La veuve Couderc

Par Platinoch @Platinoch

Un grand merci à Coin de Mire Cinéma pour m’avoir permis de découvrir et de chroniquer le blu-ray du film « La Veuve Couderc » de Pierre Granier-Deferre.

« Ils veulent me chasser, mais cette maison, c’est la mienne ! Je l’ai gagnée à ma sueur ! »

Dans le car qui longe le canal du Centre, Jean, fuyant la police et muni de faux papiers, fait la connaissance d’une paysanne, la veuve Couderc. C’est une femme qui vieillit seule et s’acharne à conserver sa ferme, possession que la famille de son mari lui conteste. Dans la ferme d’en face, vit une fille-mère de 16 ans. Jean va les prendre comme maîtresses. Entre ces deux femmes, aux antipodes l’une de l’autre, il va connaître un bonheur condamné d’avance…

« Cette fille est une trainée. Son gosse, il n’a pas de père. Ou plutôt, il en a trop ! »

Héritier d’une tradition de cinéma classique et populaire, Pierre Granier-Deferre aura construit une large filmographie marquée par son goût pour la littérature et plus spécifiquement pour les romans contemporains. Avec une passion particulière pour l’œuvre prolifique de Georges Simenon, dont il adaptera pas moins de quatre romans pour le cinéma : « Le chat » et « La veuve Couderc » en 1971, « Le train » en 1973 et « L’étoile du nord » en 1982. Des œuvres singulières qui, à la différence de celles qui ont fait le succès de l’auteur, sont ainsi dépourvues de réelle intrigue policière. Plus intimistes, ces romans dramatiques traitent au contraire d’histoires d’amour impossibles, souvent contrariées par le monde qui gravite autour des personnages.

« Maintenant, je ne veux plus rien. Ou plutôt si. Du soleil. »

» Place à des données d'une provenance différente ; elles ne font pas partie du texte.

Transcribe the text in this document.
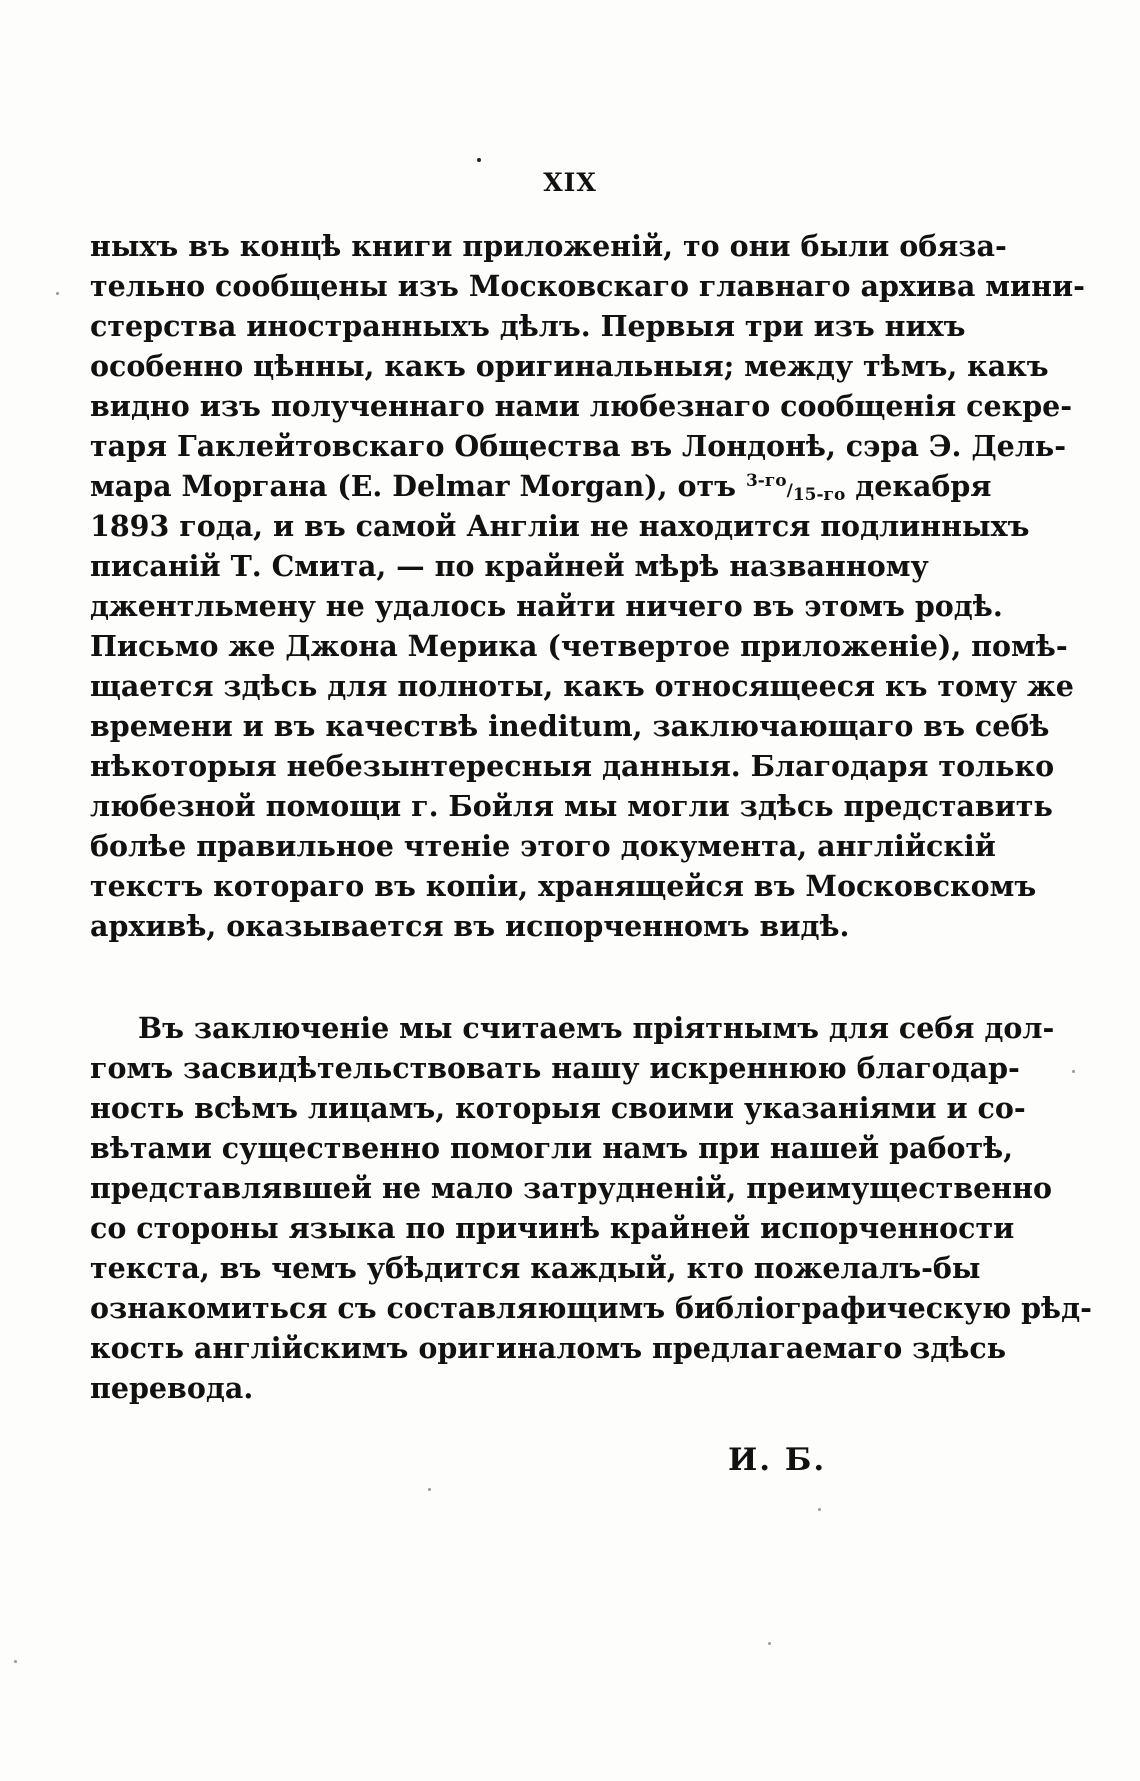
XIX
ныхъ въ концѣ книги приложенiй, то они были обяза-
тельно сообщены изъ Московскаго главнаго архива мини-
стерства иностранныхъ дѣлъ. Первыя три изъ нихъ
особенно цѣнны, какъ оригинальныя; между тѣмъ, какъ
видно изъ полученнаго нами любезнаго сообщенiя секре-
таря Гаклейтовскаго Общества въ Лондонѣ, сэра Э. Дель-
мара Моргана (E. Delmar Morgan), отъ 3-го/15-го декабря
1893 года, и въ самой Англiи не находится подлинныхъ
писанiй Т. Смита, — по крайней мѣрѣ названному
джентльмену не удалось найти ничего въ этомъ родѣ.
Письмо же Джона Мерика (четвертое приложенiе), помѣ-
щается здѣсь для полноты, какъ относящееся къ тому же
времени и въ качествѣ ineditum, заключающаго въ себѣ
нѣкоторыя небезынтересныя данныя. Благодаря только
любезной помощи г. Бойля мы могли здѣсь представить
болѣе правильное чтенiе этого документа, англiйскiй
текстъ котораго въ копiи, хранящейся въ Московскомъ
архивѣ, оказывается въ испорченномъ видѣ.
Въ заключенiе мы считаемъ прiятнымъ для себя дол-
гомъ засвидѣтельствовать нашу искреннюю благодар-
ность всѣмъ лицамъ, которыя своими указанiями и со-
вѣтами существенно помогли намъ при нашей работѣ,
представлявшей не мало затрудненiй, преимущественно
со стороны языка по причинѣ крайней испорченности
текста, въ чемъ убѣдится каждый, кто пожелалъ-бы
ознакомиться съ составляющимъ библiографическую рѣд-
кость англiйскимъ оригиналомъ предлагаемаго здѣсь
перевода.
И. Б.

Deuxième volet de sa « trilogie du regret », « La veuve Couderc » nous narre ainsi la rencontre improbable dans un village de Bourgogne entre un jeune et mystérieux vagabond et la veuve qui le recueille. Deux personnages aux antipodes (elle a la cinquantaine fanée, lui la trentaine rayonnante) que l’on devine cabossés par la vie et qui ont en commun une même solitude qui leur colle à la peau ainsi qu’un statut de paria. Considérée comme une intruse qui s’est appropriée des terres contre leur gré, la veuve Couderc est ainsi rejetée par sa belle-famille comme par le reste de la communauté villageoise, tandis que Jean cache son statut de criminel en fuite. Mais seuls contre tous, tous deux vont nouer une étrange relation mi-amicale mi-charnelle, en dehors des normes sociales, à même de défier - et de gêner - la morale et l’ordre établi. A ce titre, le réalisateur se joue ici des apparences et des faux semblants pour dénoncer l'hypocrisie d’une société moraliste et bien-pensante. En cela, même s’ils se couvrent de légalité et de respectabilité, la belle-famille comme les chasseurs miliciens venus proposer leur aide pour la traque du fugitif semblent bien plus monstrueux et abjects que ceux qu’ils vilipendent. En creux, Granier-Deferre dresse aussi un portrait peu reluisant de cette France étriquée des années 30, qui trempe déjà dans toutes les compromissions morales (individualisme, cupidité, recherche de bouc-émissaire, dénonciation, montée en puissance du fascisme et des milices). Porté par deux acteurs en état de grâce - Delon à contre-emplois, plus minéral et sobre que jamais ; Signoret bouleversante de fragilité et de féminité contenue - « La veuve Couderc » est un formidable drame rural aussi rude que poignant.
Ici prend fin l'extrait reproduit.